On 1/11/07, Jeff Raymond jeff.raymond@gmail.com wrote:
Any comments?
- Use the Good Article Review page. Seriously. If you want to see
long-term traction on what you want to do, you're best off demonstrating it rather than having someone accuse you of being disruptive.
- I was the one who brought up the problem with [[Captain Falcon]] at
FAC. That sort of thing, lately, has been the exception, not the rule - generally speaking, articles that lack references the way that one did don't get passed.
- Keep in mind, if you decide to sweep through, that the GA criteria has
tightened considerably. Articles without references are routinely delisted from the candidacy page almost immediately. Considering that we're still finding unsourced FAs from a few years ago, I think it's in good shape for a relatively new process.
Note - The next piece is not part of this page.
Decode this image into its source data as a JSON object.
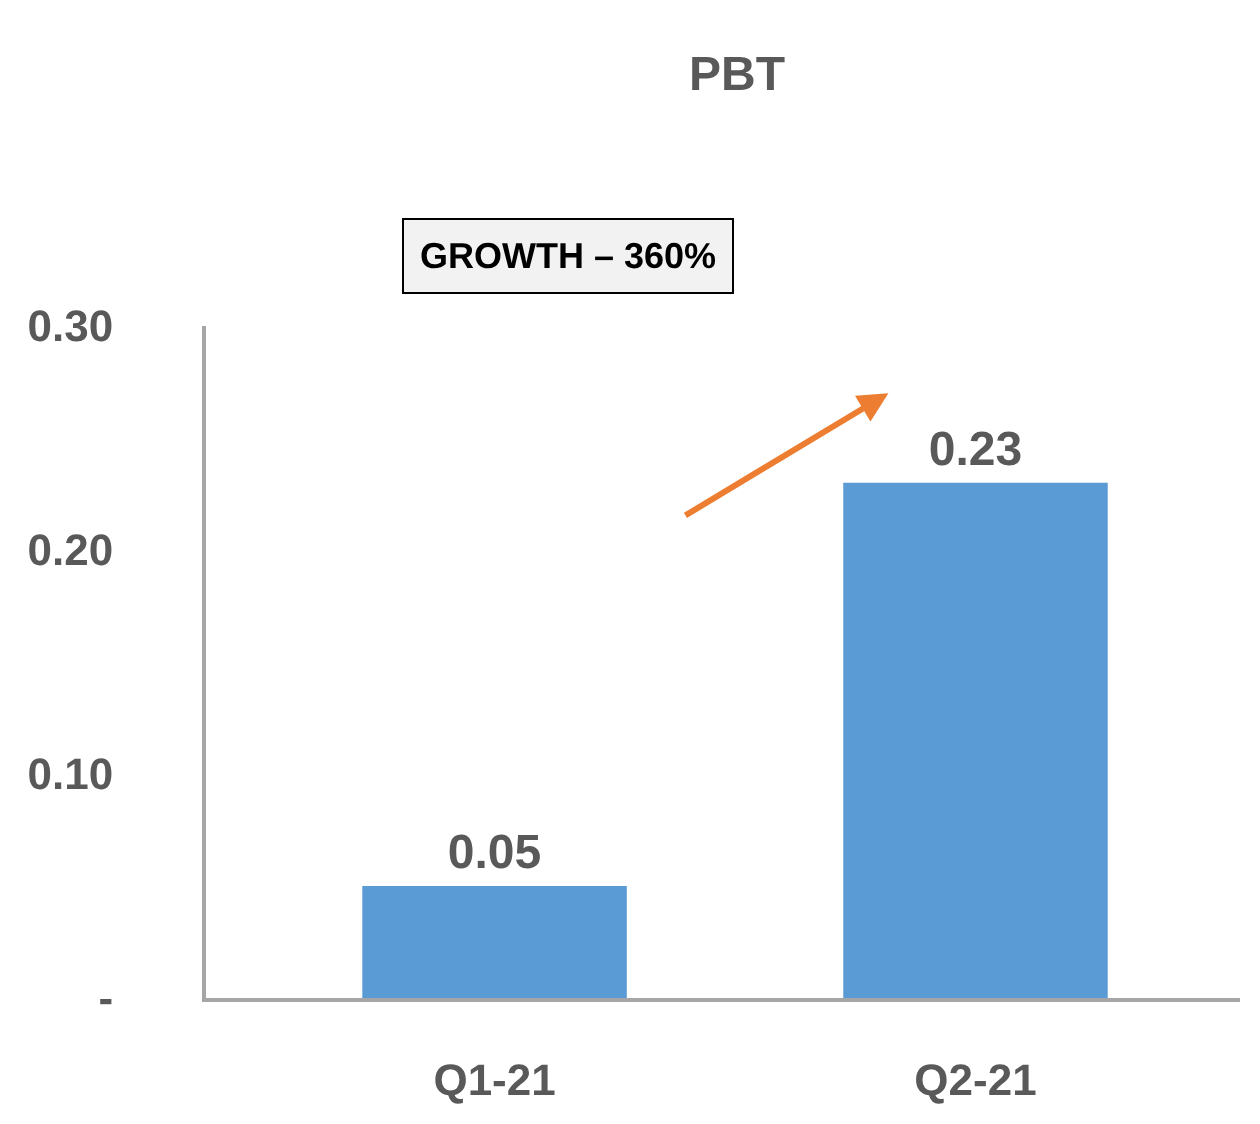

Just don't be rash. I doubt the GA regulars want poor articles listed any more than you do.
-Jeff
I've seen science "good" articles (organisms mostly) that are not even intelligible, contain incorrect information, have words mispelled, repeat information, duplicating the same sentence a couple of times, and appear to be written by someone who knows nothing about the subject (for example one GA discussing a member of the Aster family that referred to the ray flowers as petals, and, no, not saying they looked like petals, but a mention of how many petals each inflorescence has). Being a more casual process is okay, but this can translate into loosening of standards over time and maintaining some standards is important, too. An occasional sweep might help--as people get offended and hostile when their GA status is challenged. I've quit looking at them and just do FAC and FAR, instead, because it's not so frustrating as often.